Non-profits conduct primary research in their niche to better serve their mission. They invest time and energy studying the people they want to reach. Knowledge gained from conducting original research delivers manifold benefits to the non-profit. Research helps define overall marketing strategy. Listening to constituents provides feedback that focuses the purpose of the non-profit and delivers a real-time picture of the current state of the organization. The best media choices and marketing mix come into focus based on what actually works. Non-profits conducting their own research gain insight into which programs and products set them apart from their competition.

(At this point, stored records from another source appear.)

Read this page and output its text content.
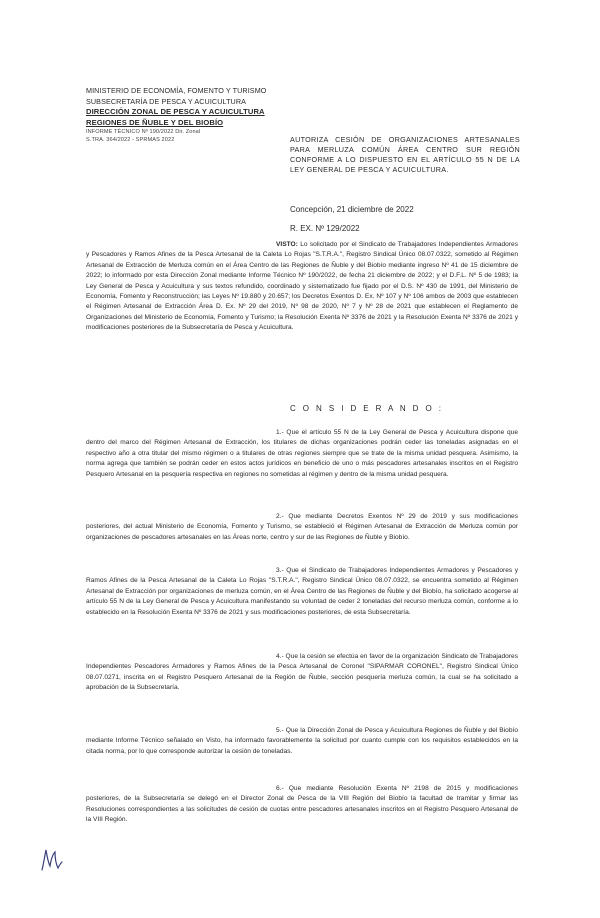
MINISTERIO DE ECONOMÍA, FOMENTO Y TURISMO
SUBSECRETARÍA DE PESCA Y ACUICULTURA
DIRECCIÓN ZONAL DE PESCA Y ACUICULTURA
REGIONES DE ÑUBLE Y DEL BIOBÍO
INFORME TÉCNICO Nº 190/2022 Dir. Zonal
S.TRA. 364/2022 - SPRMAS 2022	AUTORIZA CESIÓN DE ORGANIZACIONES ARTESANALES PARA MERLUZA COMÚN ÁREA CENTRO SUR REGIÓN CONFORME A LO DISPUESTO EN EL ARTÍCULO 55 N DE LA LEY GENERAL DE PESCA Y ACUICULTURA.
Concepción, 21 diciembre de 2022
R. EX. Nº 129/2022

VISTO: Lo solicitado por el Sindicato de Trabajadores Independientes Armadores y Pescadores y Ramos Afines de la Pesca Artesanal de la Caleta Lo Rojas "S.T.R.A.", Registro Sindical Único 08.07.0322, sometido al Régimen Artesanal de Extracción de Merluza común en el Área Centro de las Regiones de Ñuble y del Biobío mediante ingreso Nº 41 de 15 diciembre de 2022; lo informado por esta Dirección Zonal mediante Informe Técnico Nº 190/2022, de fecha 21 diciembre de 2022; y el D.F.L. Nº 5 de 1983; la Ley General de Pesca y Acuicultura y sus textos refundido, coordinado y sistematizado fue fijado por el D.S. Nº 430 de 1991, del Ministerio de Economía, Fomento y Reconstrucción; las Leyes Nº 19.880 y 20.657; los Decretos Exentos D. Ex. Nº 107 y Nº 106 ambos de 2003 que establecen el Régimen Artesanal de Extracción Área D. Ex. Nº 29 del 2019, Nº 98 de 2020, Nº 7 y Nº 28 de 2021 que establecen el Reglamento de Organizaciones del Ministerio de Economía, Fomento y Turismo; la Resolución Exenta Nº 3376 de 2021 y la Resolución Exenta Nº 3376 de 2021 y modificaciones posteriores de la Subsecretaría de Pesca y Acuicultura.

C O N S I D E R A N D O :

1.- Que el artículo 55 N de la Ley General de Pesca y Acuicultura dispone que dentro del marco del Régimen Artesanal de Extracción, los titulares de dichas organizaciones podrán ceder las toneladas asignadas en el respectivo año a otra titular del mismo régimen o a titulares de otras regiones siempre que se trate de la misma unidad pesquera. Asimismo, la norma agrega que también se podrán ceder en estos actos jurídicos en beneficio de uno o más pescadores artesanales inscritos en el Registro Pesquero Artesanal en la pesquería respectiva en regiones no sometidas al régimen y dentro de la misma unidad pesquera.

2.- Que mediante Decretos Exentos Nº 29 de 2019 y sus modificaciones posteriores, del actual Ministerio de Economía, Fomento y Turismo, se estableció el Régimen Artesanal de Extracción de Merluza común por organizaciones de pescadores artesanales en las Áreas norte, centro y sur de las Regiones de Ñuble y Biobío.

3.- Que el Sindicato de Trabajadores Independientes Armadores y Pescadores y Ramos Afines de la Pesca Artesanal de la Caleta Lo Rojas "S.T.R.A.", Registro Sindical Único 08.07.0322, se encuentra sometido al Régimen Artesanal de Extracción por organizaciones de merluza común, en el Área Centro de las Regiones de Ñuble y del Biobío, ha solicitado acogerse al artículo 55 N de la Ley General de Pesca y Acuicultura manifestando su voluntad de ceder 2 toneladas del recurso merluza común, conforme a lo establecido en la Resolución Exenta Nº 3376 de 2021 y sus modificaciones posteriores, de esta Subsecretaría.

4.- Que la cesión se efectúa en favor de la organización Sindicato de Trabajadores Independientes Pescadores Armadores y Ramos Afines de la Pesca Artesanal de Coronel "SIPARMAR CORONEL", Registro Sindical Único 08.07.0271, inscrita en el Registro Pesquero Artesanal de la Región de Ñuble, sección pesquería merluza común, la cual se ha solicitado a aprobación de la Subsecretaría.

5.- Que la Dirección Zonal de Pesca y Acuicultura Regiones de Ñuble y del Biobío mediante Informe Técnico señalado en Visto, ha informado favorablemente la solicitud por cuanto cumple con los requisitos establecidos en la citada norma, por lo que corresponde autorizar la cesión de toneladas.

6.- Que mediante Resolución Exenta Nº 2198 de 2015 y modificaciones posteriores, de la Subsecretaría se delegó en el Director Zonal de Pesca de la VIII Región del Biobío la facultad de tramitar y firmar las Resoluciones correspondientes a las solicitudes de cesión de cuotas entre pescadores artesanales inscritos en el Registro Pesquero Artesanal de la VIII Región.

Guerrilla non-profit marketers work to expand their relationships with their current donors. While it is important to attract new donors, the cost of doing business with current donors is less. Guerrilla non-profits stay in touch with donors and build trusting relationships with them, delivering the message that they have their best interests in mind. Financial information on the non-profit is shared with donors, instilling confidence. They are encouraged to feel personal fulfillment from their involvement with the non-profit organization. The goal is to increase donations while spending less on marketing.

Non-profit guerrilla marketers are tech savvy, embracing digital technologies in implementing marketing strategies. The message of the non-profit is condensed into an easy to understand meme that can be grasped instantly and passed on. The meme is tweeted, used in Facebook updates and incorporated into the overall marketing program. Contacts made in social media environments are channeled to the non-profit blog, website, or other digital location including a call to action. Online content is formatted so that it is easy to share, with social bookmark tabs and video embed codes included in posts.

Steve Lafler
Manx Media Custom TShirt Printing

Wednesday, September 05, 2012

Mobile Marketing for T-Shirt Geeks

There are now more mobile phones than people in the United States, with Smartphones in the hands of more than 50% of mobile users. I've been looking at articles from the NY Times, Forbes and Inc, and they all report that mobile advertising and marketing is growing, uh, wicked fast.

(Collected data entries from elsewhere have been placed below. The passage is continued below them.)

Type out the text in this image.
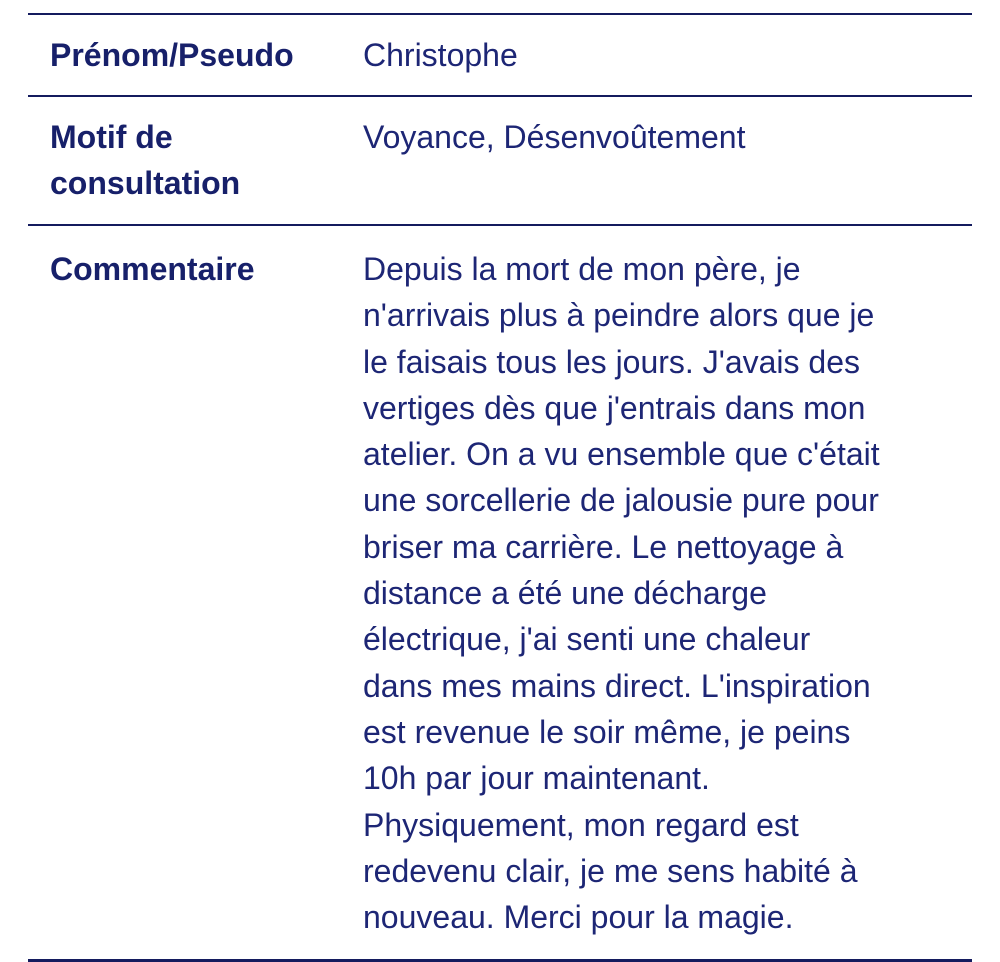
Prénom/Pseudo	Christophe
Motif de
consultation
Voyance, Désenvoûtement
Commentaire	Depuis la mort de mon père, je
n'arrivais plus à peindre alors que je
le faisais tous les jours. J'avais des
vertiges dès que j'entrais dans mon
atelier. On a vu ensemble que c'était
une sorcellerie de jalousie pure pour
briser ma carrière. Le nettoyage à
distance a été une décharge
électrique, j'ai senti une chaleur
dans mes mains direct. L'inspiration
est revenue le soir même, je peins
10h par jour maintenant.
Physiquement, mon regard est
redevenu clair, je me sens habité à
nouveau. Merci pour la magie.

I'm no expert on mobile marketing, but clearly it's time for custom T-Shirt printers (hey, that's me!) to add mobile to our marketing mix.

How are we gonna do that? Well, I'll take the easy way out and refer readers to some slick guys in Australia, Oz Promo TShirts, who've put in the work and have posted a darn good article about Mobile Marketing for Custom T-Shirt Printers. I note that most of their comments apply to small business as a whole.

Turns out we're shifting to making tools now (apps), not websites, to aid our marketing efforts.